Tanz den Flaschenöffner

TANZ Über ein Tellerfeld getanzt wird in Riki von Falkens Tanzstück „Echo. It’s just a temporary thing“ im Pankower Eden

Zehn mal zwölf Frühstücksteller bilden im vorderen Bereich der Bühne ein rechteckiges Feld. Bei konzentrierter Betrachtung werden sie, wenn später der dünne Schatten des Tänzers Naim Syahrazad darüberhuscht, ein wenig wie Op-Art zu flirren anfangen. Vorne mittig und hinten rechts ist die aufgeräumte Anordnung durch zwei lose Tellerhaufen durchbrochen. Diese sorgsam, aber doch chaotisch angehäuften Teller scheinen auf ihre Zerbrechlichkeit zu verweisen und die Erwartung zu wecken, es könne in der folgenden Stunde einiges in die Brüche gehen.

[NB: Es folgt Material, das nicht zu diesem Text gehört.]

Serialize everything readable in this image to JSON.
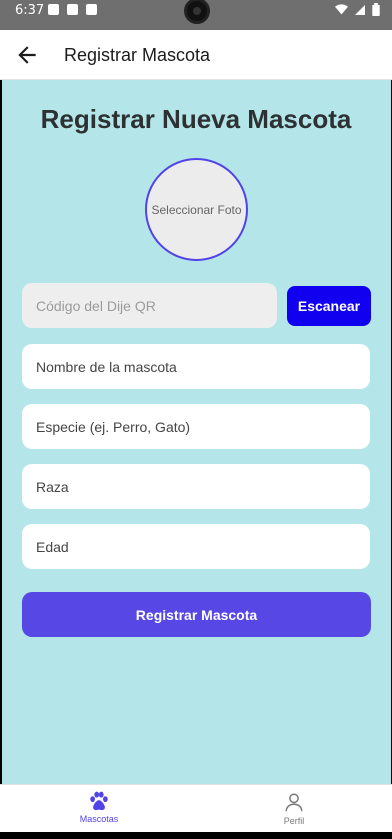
{
  "status_bar": {
    "time": "6:37"
  },
  "app_bar": {
    "title": "Registrar Mascota",
    "back_icon": "arrow-left-icon"
  },
  "main": {
    "heading": "Registrar Nueva Mascota",
    "photo_label": "Seleccionar Foto",
    "qr_placeholder": "Código del Dije QR",
    "scan_label": "Escanear",
    "fields": {
      "name": "Nombre de la mascota",
      "species": "Especie (ej. Perro, Gato)",
      "breed": "Raza",
      "age": "Edad"
    },
    "submit_label": "Registrar Mascota"
  },
  "bottom_nav": {
    "items": [
      {
        "label": "Mascotas",
        "icon": "paw-icon",
        "active": true
      },
      {
        "label": "Perfil",
        "icon": "person-icon",
        "active": false
      }
    ]
  },
  "colors": {
    "background": "#b4e6e9",
    "accent": "#5748e6",
    "scan_button": "#1100f0",
    "active_nav": "#5143e8"
  }
}
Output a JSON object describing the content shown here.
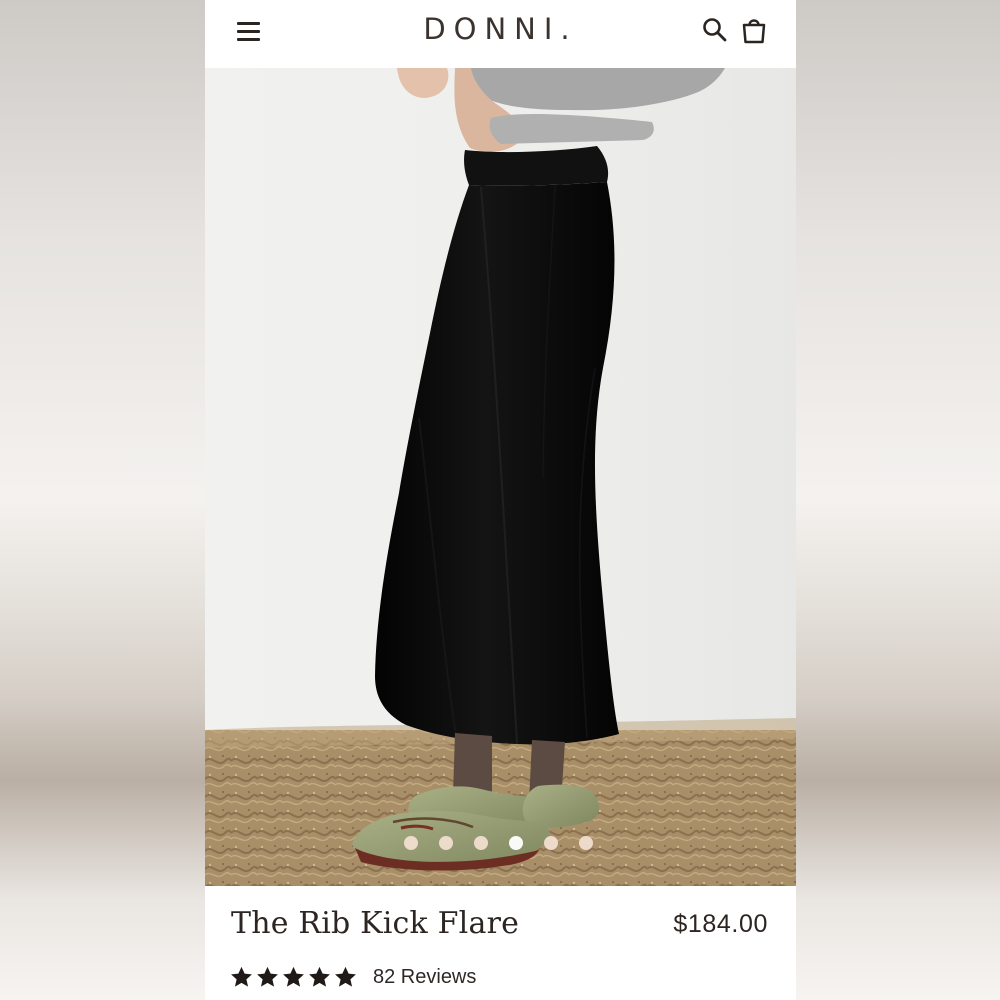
{
  "header": {
    "brand": "DONNI.",
    "menu_icon": "hamburger-menu-icon",
    "search_icon": "search-icon",
    "cart_icon": "shopping-bag-icon"
  },
  "gallery": {
    "slides_total": 6,
    "active_slide": 4
  },
  "product": {
    "title": "The Rib Kick Flare",
    "price": "$184.00",
    "rating": 5,
    "reviews_label": "82 Reviews"
  },
  "colors": {
    "text": "#2c2522",
    "pants": "#111111",
    "shoe": "#98a173",
    "rug": "#a98f67",
    "dot_inactive": "#f1ded0",
    "dot_active": "#ffffff"
  }
}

Bevor die Tänzer in Riki von Falkens neuem Stück „Echo. It’s just a temporary thing“ den Raum betreten, rücken hinterbühnenwandgroße Videoaufnahmen von Oscar Loeser in den Fokus. Auch hier geht es um Geschirr. Offensichtlich befindet sich der Filmer in einem asiatischen Restaurant in Asien. Die Teller auf der Leinwand sind im Gegensatz zum Flohmarktsortiment im Raum in nüchternem Industriedesign gehalten. So auch die Soundscapes. Es rattert wie U-Bahn-Wägen oder wie im getakteten Fließband-Produktionsprozess. Später wird der Klang drohender und nervöser, mal zur Glocke, dann zur Kettensäge. Einzig der Gebetsruf eines Muezzins bringt ein melodisches Element.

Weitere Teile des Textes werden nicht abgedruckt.